- DVD cover
- Directed by: Gustavo Lipsztein
- Written by: Gustavo Lipsztein
- Produced by: Evan Astrowsky Gustavo Lipsztein Georg Lipsztein Jay So
- Starring: Henry Thomas Dominique Swain Scott Bairstow José Wilker Sebastian DeVicente
- Cinematography: Marcelo Durst
- Edited by: Kurt Bullinger Jose Pulido
- Music by: Heitor Pereira
- Production companies: E.H. Filmes Nuts and Lloyd Films
- Distributed by: Das Werk EuroVideo Lions Gate Films Promark Entertainment Group Studio Home Entertainment
- Release date: February 12, 2002;
- Running time: 90 minutes
- Country: United States
- Language: English

= Dead in the Water (2002 film) =

2002 film directed by Gustavo Lipsztein

Dead in the Water is a 2002 American crime/thriller feature film written and directed by Gustavo Lipsztein.

==Plot==
Gloria (Dominique Swain) is the spoiled daughter of a Brazilian businessman who is bankrupt.
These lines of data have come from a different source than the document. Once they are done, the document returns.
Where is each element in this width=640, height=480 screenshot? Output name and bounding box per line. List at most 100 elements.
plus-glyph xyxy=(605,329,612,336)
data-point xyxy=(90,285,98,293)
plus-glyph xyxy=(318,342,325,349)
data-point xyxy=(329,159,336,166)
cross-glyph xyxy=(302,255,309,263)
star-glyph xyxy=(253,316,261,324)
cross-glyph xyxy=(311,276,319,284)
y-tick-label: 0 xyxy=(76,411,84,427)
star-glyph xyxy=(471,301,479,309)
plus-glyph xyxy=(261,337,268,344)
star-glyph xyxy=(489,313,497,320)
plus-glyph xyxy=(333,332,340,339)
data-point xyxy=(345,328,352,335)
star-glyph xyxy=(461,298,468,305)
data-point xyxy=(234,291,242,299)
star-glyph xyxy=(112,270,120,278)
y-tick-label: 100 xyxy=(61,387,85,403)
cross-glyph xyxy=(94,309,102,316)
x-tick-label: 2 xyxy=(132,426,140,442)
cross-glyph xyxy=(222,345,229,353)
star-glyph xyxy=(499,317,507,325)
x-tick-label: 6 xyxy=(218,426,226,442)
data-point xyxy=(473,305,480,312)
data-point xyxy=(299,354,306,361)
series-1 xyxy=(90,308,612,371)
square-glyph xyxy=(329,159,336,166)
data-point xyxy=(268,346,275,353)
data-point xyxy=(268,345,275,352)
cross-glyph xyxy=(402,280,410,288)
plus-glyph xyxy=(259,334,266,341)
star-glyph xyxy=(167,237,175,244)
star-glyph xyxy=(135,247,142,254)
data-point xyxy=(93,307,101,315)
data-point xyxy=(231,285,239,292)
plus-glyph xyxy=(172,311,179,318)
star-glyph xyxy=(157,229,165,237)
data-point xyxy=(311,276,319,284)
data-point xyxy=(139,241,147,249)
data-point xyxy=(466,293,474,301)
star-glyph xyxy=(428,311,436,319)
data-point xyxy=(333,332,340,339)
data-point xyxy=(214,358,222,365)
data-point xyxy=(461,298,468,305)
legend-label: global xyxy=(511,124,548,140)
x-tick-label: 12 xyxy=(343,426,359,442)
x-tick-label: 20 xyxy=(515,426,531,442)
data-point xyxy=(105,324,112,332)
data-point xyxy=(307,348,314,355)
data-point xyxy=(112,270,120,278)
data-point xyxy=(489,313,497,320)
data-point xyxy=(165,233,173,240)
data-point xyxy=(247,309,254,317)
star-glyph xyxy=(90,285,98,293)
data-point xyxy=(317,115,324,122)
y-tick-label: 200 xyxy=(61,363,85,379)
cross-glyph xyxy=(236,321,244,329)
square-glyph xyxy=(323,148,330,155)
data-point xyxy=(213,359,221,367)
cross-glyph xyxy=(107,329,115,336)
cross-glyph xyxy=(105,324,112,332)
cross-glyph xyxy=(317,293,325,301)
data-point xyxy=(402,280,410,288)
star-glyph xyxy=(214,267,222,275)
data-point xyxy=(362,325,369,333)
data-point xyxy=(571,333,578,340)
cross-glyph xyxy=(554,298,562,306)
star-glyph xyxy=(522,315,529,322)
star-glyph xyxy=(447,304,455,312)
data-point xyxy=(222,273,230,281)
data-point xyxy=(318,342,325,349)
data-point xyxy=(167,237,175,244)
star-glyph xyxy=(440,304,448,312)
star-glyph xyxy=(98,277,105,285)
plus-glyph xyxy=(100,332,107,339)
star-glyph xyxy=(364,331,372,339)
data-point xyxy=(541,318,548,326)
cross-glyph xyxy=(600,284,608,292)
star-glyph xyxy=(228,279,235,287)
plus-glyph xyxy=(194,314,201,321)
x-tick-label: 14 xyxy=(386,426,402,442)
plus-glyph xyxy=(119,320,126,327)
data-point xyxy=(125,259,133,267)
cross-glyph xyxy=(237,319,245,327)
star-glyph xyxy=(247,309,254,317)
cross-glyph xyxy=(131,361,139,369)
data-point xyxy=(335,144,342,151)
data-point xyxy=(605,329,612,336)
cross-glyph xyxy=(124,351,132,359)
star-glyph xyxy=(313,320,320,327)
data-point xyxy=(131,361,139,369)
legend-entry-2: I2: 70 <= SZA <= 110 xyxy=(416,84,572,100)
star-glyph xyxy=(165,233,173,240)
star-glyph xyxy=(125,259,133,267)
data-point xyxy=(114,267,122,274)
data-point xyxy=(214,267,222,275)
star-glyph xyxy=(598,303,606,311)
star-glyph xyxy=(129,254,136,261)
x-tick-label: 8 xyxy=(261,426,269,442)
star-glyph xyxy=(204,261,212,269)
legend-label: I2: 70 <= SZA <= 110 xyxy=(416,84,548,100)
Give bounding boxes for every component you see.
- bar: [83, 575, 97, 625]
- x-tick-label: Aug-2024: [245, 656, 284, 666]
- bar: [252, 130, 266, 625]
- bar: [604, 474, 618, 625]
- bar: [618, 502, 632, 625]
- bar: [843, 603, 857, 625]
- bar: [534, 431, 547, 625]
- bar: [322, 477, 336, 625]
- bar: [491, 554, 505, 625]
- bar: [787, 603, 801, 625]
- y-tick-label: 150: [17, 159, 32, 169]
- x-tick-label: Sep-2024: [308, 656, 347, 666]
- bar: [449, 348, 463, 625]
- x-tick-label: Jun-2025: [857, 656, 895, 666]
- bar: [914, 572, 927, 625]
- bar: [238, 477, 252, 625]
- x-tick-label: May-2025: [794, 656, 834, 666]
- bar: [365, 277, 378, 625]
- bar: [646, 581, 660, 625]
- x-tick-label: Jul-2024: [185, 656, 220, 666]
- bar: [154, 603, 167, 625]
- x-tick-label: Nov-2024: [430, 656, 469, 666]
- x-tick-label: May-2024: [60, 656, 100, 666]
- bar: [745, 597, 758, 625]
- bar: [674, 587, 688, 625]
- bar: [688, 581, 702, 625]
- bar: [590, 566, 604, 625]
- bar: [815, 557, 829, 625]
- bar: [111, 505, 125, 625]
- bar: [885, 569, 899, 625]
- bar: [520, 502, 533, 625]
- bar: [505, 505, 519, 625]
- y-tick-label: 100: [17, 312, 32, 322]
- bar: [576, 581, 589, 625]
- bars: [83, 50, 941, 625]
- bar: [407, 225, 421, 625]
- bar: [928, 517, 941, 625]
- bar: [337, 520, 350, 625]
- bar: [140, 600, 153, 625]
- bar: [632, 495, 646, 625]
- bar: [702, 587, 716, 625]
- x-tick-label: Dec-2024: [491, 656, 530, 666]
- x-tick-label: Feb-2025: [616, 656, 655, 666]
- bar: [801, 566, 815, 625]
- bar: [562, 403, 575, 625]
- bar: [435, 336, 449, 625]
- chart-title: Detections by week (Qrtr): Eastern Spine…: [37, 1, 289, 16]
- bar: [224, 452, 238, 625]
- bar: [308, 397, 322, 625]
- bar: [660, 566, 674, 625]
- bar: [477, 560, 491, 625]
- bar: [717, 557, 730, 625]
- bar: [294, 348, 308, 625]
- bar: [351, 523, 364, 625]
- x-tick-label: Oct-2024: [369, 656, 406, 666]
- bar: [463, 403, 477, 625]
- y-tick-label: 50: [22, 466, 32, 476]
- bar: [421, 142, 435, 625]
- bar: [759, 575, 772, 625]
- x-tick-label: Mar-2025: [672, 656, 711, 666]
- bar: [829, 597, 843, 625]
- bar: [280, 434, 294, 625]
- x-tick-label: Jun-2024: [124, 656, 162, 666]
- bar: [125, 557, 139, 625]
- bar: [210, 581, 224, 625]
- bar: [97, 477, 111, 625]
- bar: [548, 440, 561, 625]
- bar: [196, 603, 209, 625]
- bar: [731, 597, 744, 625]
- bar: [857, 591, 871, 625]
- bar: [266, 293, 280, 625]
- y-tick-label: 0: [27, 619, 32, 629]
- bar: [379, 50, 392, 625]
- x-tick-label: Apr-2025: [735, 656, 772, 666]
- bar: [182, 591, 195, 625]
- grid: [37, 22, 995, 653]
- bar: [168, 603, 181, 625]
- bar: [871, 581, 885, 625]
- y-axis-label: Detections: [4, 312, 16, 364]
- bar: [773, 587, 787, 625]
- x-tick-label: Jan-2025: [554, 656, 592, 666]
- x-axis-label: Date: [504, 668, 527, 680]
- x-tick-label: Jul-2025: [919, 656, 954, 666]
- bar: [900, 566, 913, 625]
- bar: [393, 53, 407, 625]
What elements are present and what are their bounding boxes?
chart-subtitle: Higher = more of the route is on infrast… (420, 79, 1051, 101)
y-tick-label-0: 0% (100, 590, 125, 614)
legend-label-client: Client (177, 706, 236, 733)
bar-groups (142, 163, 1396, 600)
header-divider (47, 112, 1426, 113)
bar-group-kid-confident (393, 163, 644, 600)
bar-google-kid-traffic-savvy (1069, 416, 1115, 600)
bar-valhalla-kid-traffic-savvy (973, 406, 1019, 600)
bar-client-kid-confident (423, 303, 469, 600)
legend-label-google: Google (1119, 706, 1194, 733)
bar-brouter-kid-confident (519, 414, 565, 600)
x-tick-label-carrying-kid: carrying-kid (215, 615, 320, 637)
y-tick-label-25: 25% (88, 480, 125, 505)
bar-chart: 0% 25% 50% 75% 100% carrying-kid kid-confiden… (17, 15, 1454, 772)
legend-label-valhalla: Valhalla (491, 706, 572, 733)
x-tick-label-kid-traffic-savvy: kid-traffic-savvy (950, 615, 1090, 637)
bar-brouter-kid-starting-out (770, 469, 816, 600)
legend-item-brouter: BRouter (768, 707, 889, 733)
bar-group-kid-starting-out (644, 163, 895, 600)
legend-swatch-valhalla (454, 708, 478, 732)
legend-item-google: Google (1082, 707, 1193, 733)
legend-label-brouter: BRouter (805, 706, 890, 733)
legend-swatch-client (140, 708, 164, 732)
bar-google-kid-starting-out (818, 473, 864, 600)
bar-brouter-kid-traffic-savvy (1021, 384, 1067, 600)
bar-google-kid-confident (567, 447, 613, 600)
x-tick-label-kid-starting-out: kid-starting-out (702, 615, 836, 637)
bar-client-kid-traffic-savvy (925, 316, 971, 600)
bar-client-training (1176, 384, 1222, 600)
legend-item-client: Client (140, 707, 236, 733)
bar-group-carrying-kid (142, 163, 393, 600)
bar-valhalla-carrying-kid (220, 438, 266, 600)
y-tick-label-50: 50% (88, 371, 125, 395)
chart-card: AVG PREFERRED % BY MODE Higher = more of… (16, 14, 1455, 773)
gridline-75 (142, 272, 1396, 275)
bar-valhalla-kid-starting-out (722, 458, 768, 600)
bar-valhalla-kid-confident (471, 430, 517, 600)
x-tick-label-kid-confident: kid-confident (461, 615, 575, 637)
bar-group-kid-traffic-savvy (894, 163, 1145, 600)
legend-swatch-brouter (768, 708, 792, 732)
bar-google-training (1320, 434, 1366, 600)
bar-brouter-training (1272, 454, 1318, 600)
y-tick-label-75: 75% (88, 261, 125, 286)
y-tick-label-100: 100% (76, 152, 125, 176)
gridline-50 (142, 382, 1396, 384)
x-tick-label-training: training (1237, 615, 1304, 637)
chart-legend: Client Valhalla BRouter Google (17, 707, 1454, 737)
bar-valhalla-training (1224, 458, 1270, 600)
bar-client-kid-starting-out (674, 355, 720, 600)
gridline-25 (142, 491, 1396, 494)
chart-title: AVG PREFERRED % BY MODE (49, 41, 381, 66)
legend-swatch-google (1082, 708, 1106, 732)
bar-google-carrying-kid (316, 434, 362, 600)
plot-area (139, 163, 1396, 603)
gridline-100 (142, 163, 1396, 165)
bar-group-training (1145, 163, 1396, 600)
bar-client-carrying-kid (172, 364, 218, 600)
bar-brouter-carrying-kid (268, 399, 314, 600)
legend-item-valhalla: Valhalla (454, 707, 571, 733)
Her father asks her to take Marcos (Sebastian DeVicente), the son of her father's business partner, out for a swim in the ocean. She does so, using her father's yacht and accompanied by her boyfriend Danny (Scott Bairstow) and their buddy Jeffrey (Henry Thomas). Gloria is caught kissing Marcos. Danny is jealous and throws Marcos in the water with a life preserver. To scare Marcos, he then drives the boat to a distant island. When they return to where they left him, Marcos has disappeared. Afraid of the consequences of his possible drowning, they discuss alibis and try to figure a way out of their predicament, first destroying their relationships and then themselves.

==Partial cast==
- Henry Thomas as Jeff
- Dominique Swain as Gloria
- Scott Bairstow as Danny
- Sebastian DeVicente as Marcos
- José Wilker as Father
- Renata Fronzi as Housekeeper
- Lavínia Vlasak as Brazilian Beauty

==Production==
The film is a remake of the 1962 Roman Polanski film Knife in the Water, and like the Polanski original, was shot on locations in Brazil. Casting was announced in 2000.

==Reception==
David Nusair wrote that the film was "fairly predictable, but mostly entertaining," and offered that "the performances are fine". Kevin LaForest felt that the film had the potential to be an enjoyable thriller, but that it was lacking in depth and originality, concluding that it was "too stiff and self-important." Christopher Null of AMC Filmcritic felt that was well-made and reasonably well-acted, but that its staging being confined to the yacht for 90 minutes became a little tiresome, summarizing "Not a bad time, but not a great movie. It hits and misses, but at least it floats." Buzz McClain of All Movie Guide wrote that the director's nontraditional style might not work for everyone, especially in consideration of Dominique Swain's performance, but added that there was no question that the film's conclusion will generate conversation and introspection for those who understand it.

==Awards and nominations==
The film won "Best Cinematography", "Best Director", and received the Grand Jury Prize for "Best Feature Film" at the 2002 New York International Independent Film and Video Festival.